Nun ja, ich bin auf jeden Fall sehr froh, dieses Pizzabrot nicht gegessen zu haben und als ich zu Jenn ins Auto stieg begrüßte mich tütenweise farbenfrohes Gemüse, das sie vorher noch extra frisch für mich besorgt hatte, in Sorge, sie hätte nicht das richtige oder genug für mich (sie weiß auch, dass ich unglaubliche Mengen an Essen verdrücke…). Bei dem Anblick und dem Wissen, dass jemand so an einen denkt, ging mir einfach das Herz auf.

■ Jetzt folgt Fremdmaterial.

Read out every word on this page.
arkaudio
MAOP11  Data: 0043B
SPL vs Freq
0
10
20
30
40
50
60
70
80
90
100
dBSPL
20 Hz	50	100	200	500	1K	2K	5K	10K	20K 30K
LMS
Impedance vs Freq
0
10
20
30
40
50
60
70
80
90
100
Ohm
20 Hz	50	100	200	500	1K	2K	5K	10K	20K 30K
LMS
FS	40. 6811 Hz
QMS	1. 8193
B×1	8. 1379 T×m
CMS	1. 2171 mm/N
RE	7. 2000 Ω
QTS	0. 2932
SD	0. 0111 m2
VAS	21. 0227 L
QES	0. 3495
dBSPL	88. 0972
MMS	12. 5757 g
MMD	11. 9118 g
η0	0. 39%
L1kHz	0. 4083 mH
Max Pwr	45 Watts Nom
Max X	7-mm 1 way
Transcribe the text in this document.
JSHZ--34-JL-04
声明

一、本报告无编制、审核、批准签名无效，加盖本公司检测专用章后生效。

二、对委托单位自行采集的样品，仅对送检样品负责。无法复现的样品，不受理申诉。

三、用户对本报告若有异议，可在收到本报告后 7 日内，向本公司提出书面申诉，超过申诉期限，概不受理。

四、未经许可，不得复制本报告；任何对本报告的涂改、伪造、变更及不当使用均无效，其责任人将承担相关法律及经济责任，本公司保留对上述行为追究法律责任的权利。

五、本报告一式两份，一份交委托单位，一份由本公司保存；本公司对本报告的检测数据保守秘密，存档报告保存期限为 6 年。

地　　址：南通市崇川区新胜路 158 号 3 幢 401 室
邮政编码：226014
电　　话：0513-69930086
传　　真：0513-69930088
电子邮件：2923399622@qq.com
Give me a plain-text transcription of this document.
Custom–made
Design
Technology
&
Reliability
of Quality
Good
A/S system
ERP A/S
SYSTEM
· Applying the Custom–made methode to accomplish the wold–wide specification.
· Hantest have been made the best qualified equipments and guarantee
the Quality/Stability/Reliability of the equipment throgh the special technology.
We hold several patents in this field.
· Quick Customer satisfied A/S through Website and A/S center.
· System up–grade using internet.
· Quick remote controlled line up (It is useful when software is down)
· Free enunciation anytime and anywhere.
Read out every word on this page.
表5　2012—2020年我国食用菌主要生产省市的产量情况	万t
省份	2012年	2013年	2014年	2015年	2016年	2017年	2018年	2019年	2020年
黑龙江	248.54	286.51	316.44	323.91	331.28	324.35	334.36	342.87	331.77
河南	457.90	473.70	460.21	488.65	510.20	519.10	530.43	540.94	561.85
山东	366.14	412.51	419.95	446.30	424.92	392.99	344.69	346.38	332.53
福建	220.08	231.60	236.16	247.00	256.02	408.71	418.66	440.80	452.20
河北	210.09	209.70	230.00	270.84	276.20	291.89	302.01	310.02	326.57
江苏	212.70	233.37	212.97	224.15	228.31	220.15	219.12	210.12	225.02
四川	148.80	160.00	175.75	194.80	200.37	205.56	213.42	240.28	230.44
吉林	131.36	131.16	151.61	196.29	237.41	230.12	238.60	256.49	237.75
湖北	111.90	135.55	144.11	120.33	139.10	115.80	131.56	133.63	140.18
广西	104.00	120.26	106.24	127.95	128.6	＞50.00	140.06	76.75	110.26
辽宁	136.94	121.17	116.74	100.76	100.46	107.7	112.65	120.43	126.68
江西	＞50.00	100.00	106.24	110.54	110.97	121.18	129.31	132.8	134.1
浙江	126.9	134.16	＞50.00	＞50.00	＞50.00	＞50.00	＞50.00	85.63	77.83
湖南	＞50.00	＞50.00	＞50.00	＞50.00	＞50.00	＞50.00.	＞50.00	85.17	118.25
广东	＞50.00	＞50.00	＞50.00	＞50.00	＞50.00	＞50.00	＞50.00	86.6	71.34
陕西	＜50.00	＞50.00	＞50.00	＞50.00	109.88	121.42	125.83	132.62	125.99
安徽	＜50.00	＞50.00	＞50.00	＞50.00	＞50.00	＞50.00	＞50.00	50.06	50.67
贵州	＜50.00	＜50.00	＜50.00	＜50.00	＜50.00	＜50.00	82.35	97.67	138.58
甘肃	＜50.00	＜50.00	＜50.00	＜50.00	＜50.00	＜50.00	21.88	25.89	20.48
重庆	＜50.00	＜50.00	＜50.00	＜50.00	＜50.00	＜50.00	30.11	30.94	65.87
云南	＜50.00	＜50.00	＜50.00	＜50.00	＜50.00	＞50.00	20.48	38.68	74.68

Bei ihr zuhause machte ich mir sofort eine imaginäre Checklist: Okay, die Lady, bei der sie wohnt ist nicht gerade die ordentlichste, ist Reiterin und besitzt zwei Katzen, das ganze Haus ist ausgelegt mit Teppichen und die Amis lüften ihre Häuser kaum, also muss ich mit einer gewissen Histaminbelastung von außen durch Allergene (Hausstaub, Tierhaare, Schimmel) rechnen. Dann das Wasser. Stark gechlort und mit Flourid versetzt, ein eher mäßiger Wasserfilter. Wenn ich mir dort Wasser zapfe, lasse ich es bevor ich es trinke für mindestens eine Stunde stehen, in der Hoffnung, dass die Halogene zum Teil verdampfen. Aber ich beschloss, mir auch Wasser im Supermarkt zu kaufen. Das Wichtigste außerdem: Bestandsaufnahme in der Küche. Was waren meine Ressourcen hier, mit denen ich in den nächsten zwei Wochen würde arbeiten müssen, denn auch hier stand natürlich außer Frage, dass ich alles würde selbst machen müssen, was ohne meinen Thermomix und mit den fremden Geräten und Utensilien eine Herausforderung werden würde. Aber mittlerweile sehe ich Herausforderungen nicht mehr als etwas Bedrohliches an sondern als etwas, das mein Gehirn trainiert und die Kreativität fördert.
Das Wichtigste war zuerst: Lebensmittel einkaufen. Zunächst waren wir in einem sehr gut bestückten Bioladen, der aber unglaublich teuer war. Aber hier habe ich mich erst einmal mit frischer Kurkumawurzel und einem guten Verdauungsenzympräparat eingedeckt. In einem anderen Laden hatte ich meine Freude: Junge Trinkkokosnüsse, Kochbananen und Biofleisch von grasgefütterten Rindern, sowie Biohühnchen. Bei der Kerrygoldbutter muss man aufpassen: In den USA sind die Farben für gesalzene und ungesalzene Butter vertauscht. Ich nehme lieber ungesalzene um Natriumchlorid zu vermeiden und habe mir dort erst einmal eine Packung unraffiniertes Meersalz besorgt. Außerdem ganz wichtig: Kokosöl. Bei der Kokosmilch war ich frustriert: Sieben oder acht verschiedene Marken, aber nicht eine ohne Zusatzstoffe! Ich habe als Kompromiss mal eine mit Guar-gum (Guaran, Guarkernmehl) genommen, aber glaube ich nicht so vertragen, ist ja schließlich eine Hülsenfrucht, und es deswegen bei einer Dose belassen.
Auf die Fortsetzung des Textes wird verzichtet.